________________________________________________________________________Richard S. Kem
for instance, and I'd want to try it one way and he countermanded the instructions and did it
the same way they'd always done it. So, he was moved to another position and I was given a
new platoon sergeant.
So, I guess my answer to your question is that I learned things from that platoon sergeant. By
the same token, it wasn't the all-enduring, supporting relationship that it could have been and
should have been. I would attribute that to him. Human nature was a prime factor. He took
that position because he had been a platoon leader time and time again.
Q:
Who was the battalion commander?
A:
Lieutenant Colonel Howard B. Kaufman was the first. He later was the Rock Island District
Engineer. I liked him very much.
Q:
This was '56 to '59, I believe.
A:
March '57 to November '59.
Q:
Yes. Is this about the time that the Army was experimenting with or trying to deal with
tactical nuclear weapons? General Taylor, I think, during this period introduced the concept
of the pentomic division? How did that affect you?
A:
Thank goodness I was spared that because I was in an armored division. The other divisions
in Germany were organized pentomic with five battle groups. We were in the old armored
division concept with three combat commands. Unlike World War II, where there was a
Combat Command Reserve, which was mainly a headquarters that would take elements of
the six maneuver battalions and put them together when committed and they'd plan the
counterattacks. Now the Third Combat Command was Command C to go along with
Commands A and B, and it had maneuver units assigned.
So, I really didn't participate in the pentomic concept. Of course, when we went into the
Reorganization Objective Army Division concept later, it was modeled after the armored
division. Later, under the reorganization, the mech infantry divisions formed much like the
armored divisions with a different mix of tank and mech infantry battalions. They trained the
same, fought the same, and had the brigade-to-battalion task force relationship about the
same. So, I think I was fortunate in starting off with what was going to be an enduring thing.

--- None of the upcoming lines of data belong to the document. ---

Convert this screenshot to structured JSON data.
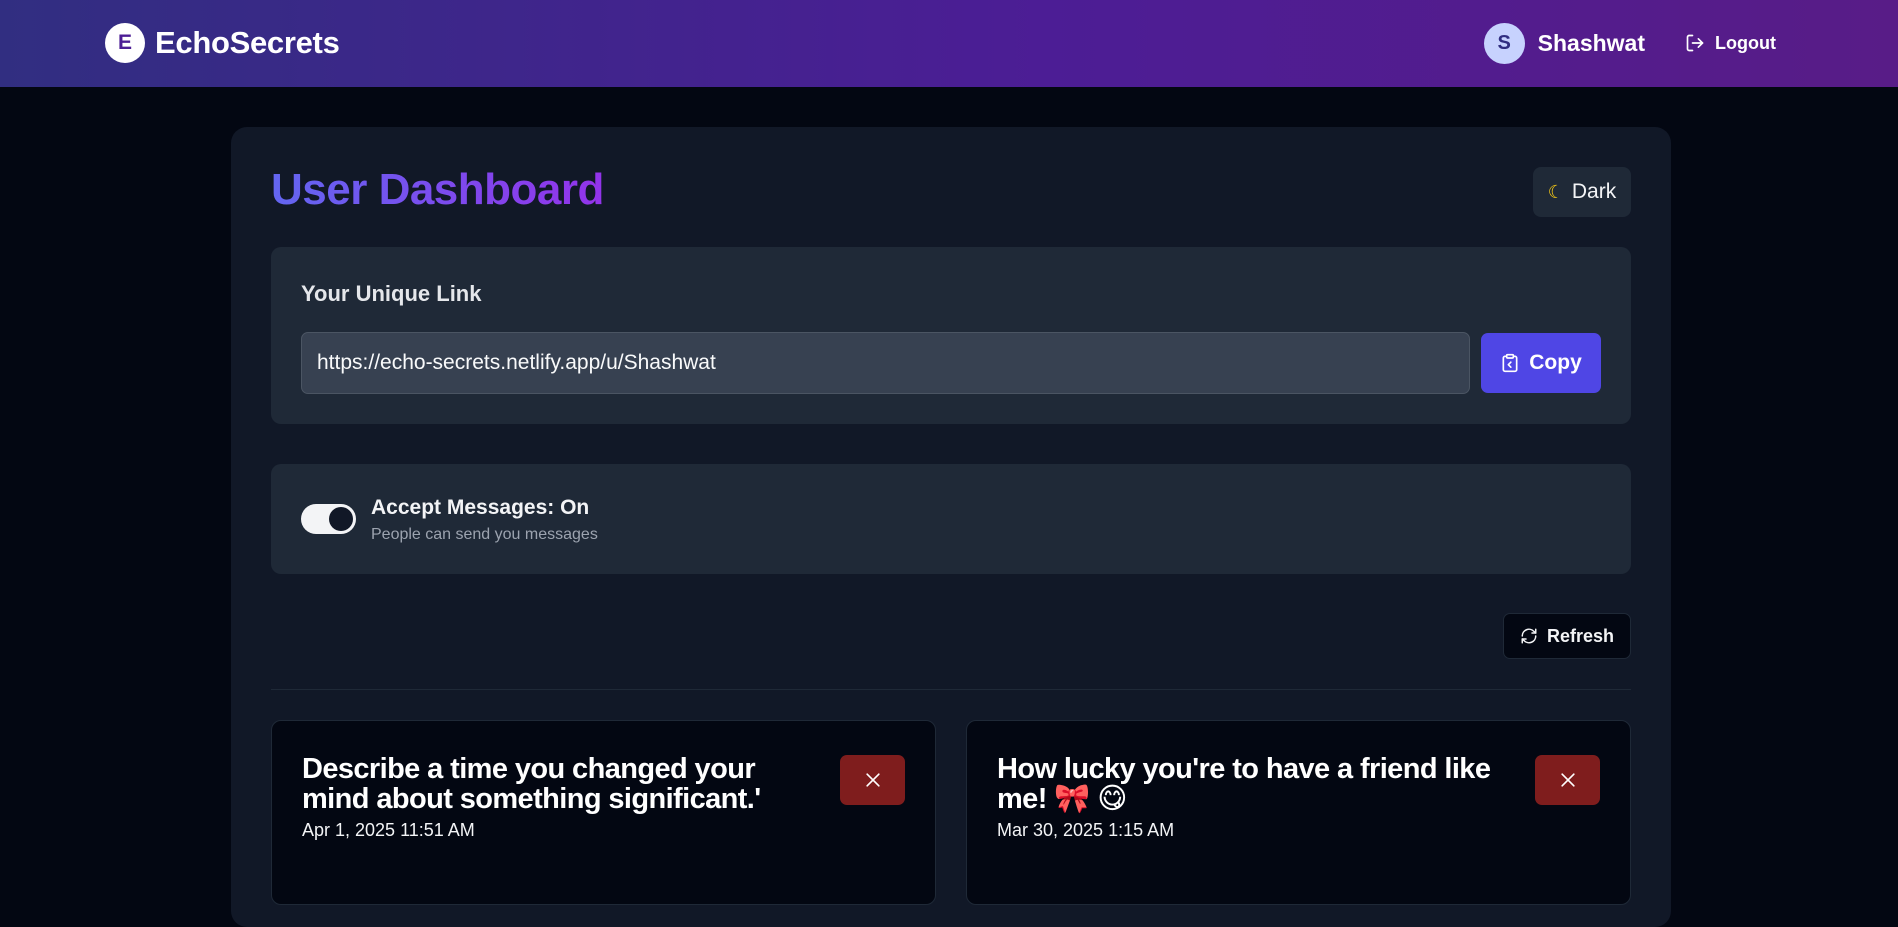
{
  "navbar": {
    "logo_letter": "E",
    "brand_name": "EchoSecrets",
    "avatar_letter": "S",
    "username": "Shashwat",
    "logout_label": "Logout"
  },
  "dashboard": {
    "title": "User Dashboard",
    "theme_toggle_label": "Dark"
  },
  "unique_link": {
    "heading": "Your Unique Link",
    "url": "https://echo-secrets.netlify.app/u/Shashwat",
    "copy_label": "Copy"
  },
  "accept_messages": {
    "enabled": true,
    "label": "Accept Messages: On",
    "description": "People can send you messages"
  },
  "refresh_label": "Refresh",
  "messages": [
    {
      "text": "Describe a time you changed your mind about something significant.'",
      "date": "Apr 1, 2025 11:51 AM"
    },
    {
      "text": "How lucky you're to have a friend like me! 🎀 😋",
      "date": "Mar 30, 2025 1:15 AM"
    }
  ],
  "colors": {
    "navbar_gradient_start": "#312e81",
    "navbar_gradient_end": "#581c87",
    "accent": "#4f46e5",
    "title_gradient_start": "#6366f1",
    "title_gradient_end": "#9333ea",
    "delete": "#7f1d1d"
  },
  "icons": {
    "logout": "logout-icon",
    "theme": "moon-icon",
    "copy": "clipboard-icon",
    "refresh": "refresh-icon",
    "delete": "close-icon"
  }
}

Again, when I came back as the VII Corps engineer and 7th Engineer Brigade commander
later on, we were in a Corps and supporting divisions that were similar to the ones I had been
in as a lieutenant.
Q:
Did your training place a lot of emphasis on tactical nuclear weapons and dealing with that
possibility?
A:
We had some. We'd draw curves for fallout, do certain things, but there was not a great
emphasis on it. Most of it was because, even then, the feeling in the armored division was,
"We'll survive because we can move, and we'll always keep moving."